We do not have information about the total daily numbers of chest CT scans during the pandemic in the USA and Europe yet. However, the number of chest CT scans are expected to increase during the pandemic. Despite the recommendations of American College of Radiology that chest CT should not be used as a diagnostic tool for COVID-19, it plays a crucial role in determining the severity of the infection in hospitalized patients in particular [10]. Thus, in compliance with the increased number of hospitalized patients, the number of chest CT scans has been increasing during the pandemic. Finally, in parallel with the increased number of chest CT scans, the number of incidental cancer diagnoses are expected to increase. In addition to the findings of COVID-19 pneumonia, pulmonary nodules, enlarged lymph nodes and bone metastases can be observed by incidentally [11]. Fortunately, we have current guidelines regarding the management of patients with suspected malignancy during the pandemic. In this context, a new guideline has been released by the European Society for Medical Oncology. According to this guideline, the patients who have suspicious nodules or mass on the chest CT scans should be performed further diagnostic procedures and biopsies as well [12]. Additionally, a new guideline has also been released by the American College of Chest Physicians. They recommend delaying cancer screening for smaller lung nodules than 8 mm; however, they recommend performing advanced diagnostic procedures for nodules that have a higher risk for cancer [13]. According to the Center for Disease Control and Prevention guideline, diagnostic procedures should be postponed if delaying them has not a harmful result for the individual [14]. However, there is no clear recommendation regarding the patient’s management if the patient has an active COVID-19 infection when a highly suspicious nodule or mass on a chest CT scan is detected. In this case, taking action according to the patient’s clinical condition might be a reasonable approach. For instance, if the patient has highly suspected malignancy findings on a chest CT scan in the intensive care unit, the diagnostic procedures should be delayed until the patient is well. Besides, the severity of the COVID-19 pandemic in the local area should be taken into account for the management of these patients.
There is still a debate regarding decrement in cancer screening and new cancer diagnoses during the pandemic. However, the number of cancer cases diagnosed incidentally may increase and there is no clear advice on how we manage these patients during and most importantly, after COVID-19 infection. We have to take into account these patients and plan concerning the diagnosis and treatment of cancer in these patients because it seems that we might need more evidence-based recommendations for the management of them in the near future.

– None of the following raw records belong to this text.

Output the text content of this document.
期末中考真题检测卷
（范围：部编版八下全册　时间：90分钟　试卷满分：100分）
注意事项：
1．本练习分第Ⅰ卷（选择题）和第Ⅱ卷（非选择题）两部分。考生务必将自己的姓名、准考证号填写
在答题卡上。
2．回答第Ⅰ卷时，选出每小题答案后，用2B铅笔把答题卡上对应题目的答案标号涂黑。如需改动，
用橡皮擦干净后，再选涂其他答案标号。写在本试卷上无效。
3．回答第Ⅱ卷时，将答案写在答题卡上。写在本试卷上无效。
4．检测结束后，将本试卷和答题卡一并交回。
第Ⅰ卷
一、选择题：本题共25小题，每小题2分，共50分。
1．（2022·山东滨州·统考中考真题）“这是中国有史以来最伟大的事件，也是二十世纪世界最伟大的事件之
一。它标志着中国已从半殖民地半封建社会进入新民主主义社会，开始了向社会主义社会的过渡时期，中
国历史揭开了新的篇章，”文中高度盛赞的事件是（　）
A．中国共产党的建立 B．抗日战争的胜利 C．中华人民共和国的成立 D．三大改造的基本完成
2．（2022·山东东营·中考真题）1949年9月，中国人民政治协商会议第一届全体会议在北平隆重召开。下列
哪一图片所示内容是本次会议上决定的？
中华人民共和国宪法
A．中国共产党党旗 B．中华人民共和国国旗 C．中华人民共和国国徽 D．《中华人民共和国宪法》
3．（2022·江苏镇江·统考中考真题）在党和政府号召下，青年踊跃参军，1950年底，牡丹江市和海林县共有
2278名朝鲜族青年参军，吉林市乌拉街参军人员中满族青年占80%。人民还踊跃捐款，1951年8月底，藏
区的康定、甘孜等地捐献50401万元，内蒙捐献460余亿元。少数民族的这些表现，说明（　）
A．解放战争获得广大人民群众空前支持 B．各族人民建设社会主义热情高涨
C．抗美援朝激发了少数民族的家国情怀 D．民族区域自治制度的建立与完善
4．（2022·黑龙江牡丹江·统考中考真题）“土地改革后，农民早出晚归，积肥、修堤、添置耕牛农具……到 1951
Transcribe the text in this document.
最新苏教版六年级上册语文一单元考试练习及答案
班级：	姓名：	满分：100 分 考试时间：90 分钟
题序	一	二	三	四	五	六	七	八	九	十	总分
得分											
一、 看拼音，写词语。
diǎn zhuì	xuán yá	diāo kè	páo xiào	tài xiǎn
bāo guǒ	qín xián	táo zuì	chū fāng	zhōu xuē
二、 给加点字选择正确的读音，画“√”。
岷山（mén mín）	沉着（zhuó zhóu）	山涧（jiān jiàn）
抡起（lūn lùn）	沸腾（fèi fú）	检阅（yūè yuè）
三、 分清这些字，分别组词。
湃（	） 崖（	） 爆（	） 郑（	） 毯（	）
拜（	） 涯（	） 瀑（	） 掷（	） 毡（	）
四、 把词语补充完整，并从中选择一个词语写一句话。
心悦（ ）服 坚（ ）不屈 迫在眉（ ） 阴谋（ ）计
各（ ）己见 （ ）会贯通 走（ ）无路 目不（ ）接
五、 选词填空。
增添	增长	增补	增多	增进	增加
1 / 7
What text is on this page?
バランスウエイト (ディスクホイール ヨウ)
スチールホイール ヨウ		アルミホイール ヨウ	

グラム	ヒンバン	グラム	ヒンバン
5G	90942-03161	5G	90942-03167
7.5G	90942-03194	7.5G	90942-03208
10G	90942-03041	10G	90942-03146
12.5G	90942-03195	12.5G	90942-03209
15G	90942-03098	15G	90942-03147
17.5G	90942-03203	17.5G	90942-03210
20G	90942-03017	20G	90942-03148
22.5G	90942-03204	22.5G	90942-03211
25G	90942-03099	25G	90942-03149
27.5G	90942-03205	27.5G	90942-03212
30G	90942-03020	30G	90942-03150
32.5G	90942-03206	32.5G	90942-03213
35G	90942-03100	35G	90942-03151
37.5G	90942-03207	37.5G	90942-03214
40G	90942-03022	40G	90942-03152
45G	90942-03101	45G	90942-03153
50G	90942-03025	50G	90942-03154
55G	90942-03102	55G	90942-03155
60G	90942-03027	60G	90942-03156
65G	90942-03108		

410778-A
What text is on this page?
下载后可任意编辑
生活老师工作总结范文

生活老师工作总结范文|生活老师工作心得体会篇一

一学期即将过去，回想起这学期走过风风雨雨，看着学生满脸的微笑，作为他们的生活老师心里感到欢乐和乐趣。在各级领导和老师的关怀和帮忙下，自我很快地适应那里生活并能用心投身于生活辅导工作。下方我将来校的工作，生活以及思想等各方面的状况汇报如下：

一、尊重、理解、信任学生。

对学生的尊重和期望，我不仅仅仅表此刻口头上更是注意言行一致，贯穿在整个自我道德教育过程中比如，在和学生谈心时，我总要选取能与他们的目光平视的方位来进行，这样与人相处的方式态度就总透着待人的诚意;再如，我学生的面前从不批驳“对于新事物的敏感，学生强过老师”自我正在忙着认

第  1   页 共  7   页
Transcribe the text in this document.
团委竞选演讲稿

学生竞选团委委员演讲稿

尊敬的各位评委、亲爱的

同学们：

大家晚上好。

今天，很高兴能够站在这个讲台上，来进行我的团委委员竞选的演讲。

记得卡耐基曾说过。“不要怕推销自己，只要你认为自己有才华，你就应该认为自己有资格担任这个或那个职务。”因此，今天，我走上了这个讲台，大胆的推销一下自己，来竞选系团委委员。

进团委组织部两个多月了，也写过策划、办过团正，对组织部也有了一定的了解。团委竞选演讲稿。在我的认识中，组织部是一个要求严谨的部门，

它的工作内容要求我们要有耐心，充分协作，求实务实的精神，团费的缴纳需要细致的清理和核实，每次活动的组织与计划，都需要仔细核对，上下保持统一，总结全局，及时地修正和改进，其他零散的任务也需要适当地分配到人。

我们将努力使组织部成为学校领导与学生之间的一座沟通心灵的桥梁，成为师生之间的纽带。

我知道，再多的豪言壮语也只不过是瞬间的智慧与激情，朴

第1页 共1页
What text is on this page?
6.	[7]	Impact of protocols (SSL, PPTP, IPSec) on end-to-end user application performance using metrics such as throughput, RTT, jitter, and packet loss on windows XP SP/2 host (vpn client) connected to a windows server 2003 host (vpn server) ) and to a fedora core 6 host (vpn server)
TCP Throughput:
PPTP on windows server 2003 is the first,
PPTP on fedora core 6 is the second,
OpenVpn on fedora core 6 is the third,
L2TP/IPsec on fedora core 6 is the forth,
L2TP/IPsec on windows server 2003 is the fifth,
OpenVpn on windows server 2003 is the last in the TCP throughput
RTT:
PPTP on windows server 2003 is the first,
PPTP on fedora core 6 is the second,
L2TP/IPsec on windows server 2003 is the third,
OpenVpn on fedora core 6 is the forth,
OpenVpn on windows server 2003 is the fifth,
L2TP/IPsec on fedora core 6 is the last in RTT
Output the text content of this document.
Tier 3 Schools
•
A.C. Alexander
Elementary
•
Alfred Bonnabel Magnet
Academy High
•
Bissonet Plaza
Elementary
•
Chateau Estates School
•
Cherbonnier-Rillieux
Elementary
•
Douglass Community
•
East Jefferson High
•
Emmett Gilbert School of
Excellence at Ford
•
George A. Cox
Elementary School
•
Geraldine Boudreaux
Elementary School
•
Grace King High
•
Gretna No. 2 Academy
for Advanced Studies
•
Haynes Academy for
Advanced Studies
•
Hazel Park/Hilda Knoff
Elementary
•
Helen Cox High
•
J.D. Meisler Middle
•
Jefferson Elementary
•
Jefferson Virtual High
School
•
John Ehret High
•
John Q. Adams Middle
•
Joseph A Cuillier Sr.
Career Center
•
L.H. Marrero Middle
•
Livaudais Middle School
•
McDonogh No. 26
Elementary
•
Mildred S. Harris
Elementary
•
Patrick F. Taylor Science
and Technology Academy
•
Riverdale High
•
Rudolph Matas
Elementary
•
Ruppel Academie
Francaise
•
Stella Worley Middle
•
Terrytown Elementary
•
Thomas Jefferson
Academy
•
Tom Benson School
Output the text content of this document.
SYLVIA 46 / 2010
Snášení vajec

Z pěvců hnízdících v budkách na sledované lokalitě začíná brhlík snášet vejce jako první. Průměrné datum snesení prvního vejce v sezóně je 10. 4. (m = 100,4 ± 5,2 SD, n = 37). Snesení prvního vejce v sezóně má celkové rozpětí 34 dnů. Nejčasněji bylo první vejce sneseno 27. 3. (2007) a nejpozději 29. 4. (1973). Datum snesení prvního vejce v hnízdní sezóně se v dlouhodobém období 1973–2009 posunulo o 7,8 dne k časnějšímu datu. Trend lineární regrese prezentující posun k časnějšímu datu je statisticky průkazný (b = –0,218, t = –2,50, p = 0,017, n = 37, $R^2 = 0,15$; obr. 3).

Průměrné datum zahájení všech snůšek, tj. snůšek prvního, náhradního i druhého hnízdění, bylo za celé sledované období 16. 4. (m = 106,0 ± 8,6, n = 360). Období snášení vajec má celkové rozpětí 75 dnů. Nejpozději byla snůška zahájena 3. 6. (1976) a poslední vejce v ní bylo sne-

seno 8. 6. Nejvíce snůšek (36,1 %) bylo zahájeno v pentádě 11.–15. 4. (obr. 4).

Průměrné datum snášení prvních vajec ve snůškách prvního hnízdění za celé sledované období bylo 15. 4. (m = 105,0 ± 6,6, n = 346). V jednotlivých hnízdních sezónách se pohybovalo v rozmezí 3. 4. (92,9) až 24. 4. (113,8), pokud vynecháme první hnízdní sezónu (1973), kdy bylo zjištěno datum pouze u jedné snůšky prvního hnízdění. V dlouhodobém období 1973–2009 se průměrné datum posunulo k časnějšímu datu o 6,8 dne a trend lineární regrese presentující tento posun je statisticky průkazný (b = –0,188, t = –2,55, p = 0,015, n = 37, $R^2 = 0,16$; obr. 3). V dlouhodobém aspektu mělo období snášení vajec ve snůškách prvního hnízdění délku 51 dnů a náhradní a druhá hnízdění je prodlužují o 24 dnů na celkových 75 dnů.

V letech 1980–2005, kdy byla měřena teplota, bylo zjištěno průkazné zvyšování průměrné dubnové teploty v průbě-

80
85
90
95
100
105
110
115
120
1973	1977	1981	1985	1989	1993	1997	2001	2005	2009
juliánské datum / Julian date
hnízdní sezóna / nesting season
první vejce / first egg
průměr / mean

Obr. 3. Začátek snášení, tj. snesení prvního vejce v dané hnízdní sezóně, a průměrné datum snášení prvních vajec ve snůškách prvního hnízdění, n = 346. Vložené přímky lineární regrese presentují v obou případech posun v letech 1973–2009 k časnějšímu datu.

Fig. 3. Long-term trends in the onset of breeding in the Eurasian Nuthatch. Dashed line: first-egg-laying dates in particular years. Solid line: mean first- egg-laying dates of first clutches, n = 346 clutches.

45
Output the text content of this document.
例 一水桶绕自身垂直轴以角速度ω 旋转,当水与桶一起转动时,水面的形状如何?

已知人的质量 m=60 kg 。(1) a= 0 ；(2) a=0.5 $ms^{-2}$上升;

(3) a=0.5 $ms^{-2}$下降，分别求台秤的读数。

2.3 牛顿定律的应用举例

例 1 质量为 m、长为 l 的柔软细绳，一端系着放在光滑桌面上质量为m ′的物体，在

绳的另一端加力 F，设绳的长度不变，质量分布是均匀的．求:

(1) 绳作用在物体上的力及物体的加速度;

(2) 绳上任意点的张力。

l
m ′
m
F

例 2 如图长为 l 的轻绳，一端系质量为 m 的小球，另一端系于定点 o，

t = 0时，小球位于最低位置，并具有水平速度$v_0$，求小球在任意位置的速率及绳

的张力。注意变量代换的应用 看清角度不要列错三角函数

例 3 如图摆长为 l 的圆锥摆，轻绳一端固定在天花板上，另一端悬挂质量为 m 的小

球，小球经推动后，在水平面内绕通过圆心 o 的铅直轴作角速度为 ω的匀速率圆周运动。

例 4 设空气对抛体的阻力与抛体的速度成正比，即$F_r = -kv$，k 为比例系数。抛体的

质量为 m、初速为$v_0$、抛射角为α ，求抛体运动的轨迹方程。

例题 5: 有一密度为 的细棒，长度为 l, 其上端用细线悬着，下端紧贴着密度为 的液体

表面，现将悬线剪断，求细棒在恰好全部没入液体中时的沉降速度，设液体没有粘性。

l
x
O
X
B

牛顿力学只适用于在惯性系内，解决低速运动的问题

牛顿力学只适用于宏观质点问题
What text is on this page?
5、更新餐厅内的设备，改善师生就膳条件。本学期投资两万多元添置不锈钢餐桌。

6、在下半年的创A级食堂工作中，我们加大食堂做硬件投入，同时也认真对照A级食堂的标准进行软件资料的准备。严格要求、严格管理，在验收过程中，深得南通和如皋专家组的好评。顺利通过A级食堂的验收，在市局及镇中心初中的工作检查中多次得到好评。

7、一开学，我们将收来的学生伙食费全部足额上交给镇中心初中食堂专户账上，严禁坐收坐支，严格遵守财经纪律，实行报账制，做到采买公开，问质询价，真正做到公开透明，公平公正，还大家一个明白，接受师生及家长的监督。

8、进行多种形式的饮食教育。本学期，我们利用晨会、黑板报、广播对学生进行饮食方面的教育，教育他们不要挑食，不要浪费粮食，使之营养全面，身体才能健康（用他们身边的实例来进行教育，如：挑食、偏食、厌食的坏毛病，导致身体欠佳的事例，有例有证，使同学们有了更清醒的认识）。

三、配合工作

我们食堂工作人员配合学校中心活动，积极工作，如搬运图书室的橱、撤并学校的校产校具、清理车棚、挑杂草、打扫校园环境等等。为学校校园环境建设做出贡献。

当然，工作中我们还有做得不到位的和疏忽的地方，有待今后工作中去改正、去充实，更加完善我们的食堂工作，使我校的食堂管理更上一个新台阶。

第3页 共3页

Financial & competing interests disclosure
The authors have no relevant affiliations or financial involvement with any organization or entity with a financial interest in or financial conflict with the subject matter or materials discussed in the manuscript. This includes employment, consultancies, honoraria, stock ownership or options, expert testimony, grants or patents received or pending, or royalties.
No writing assistance was utilized in the production of this manuscript.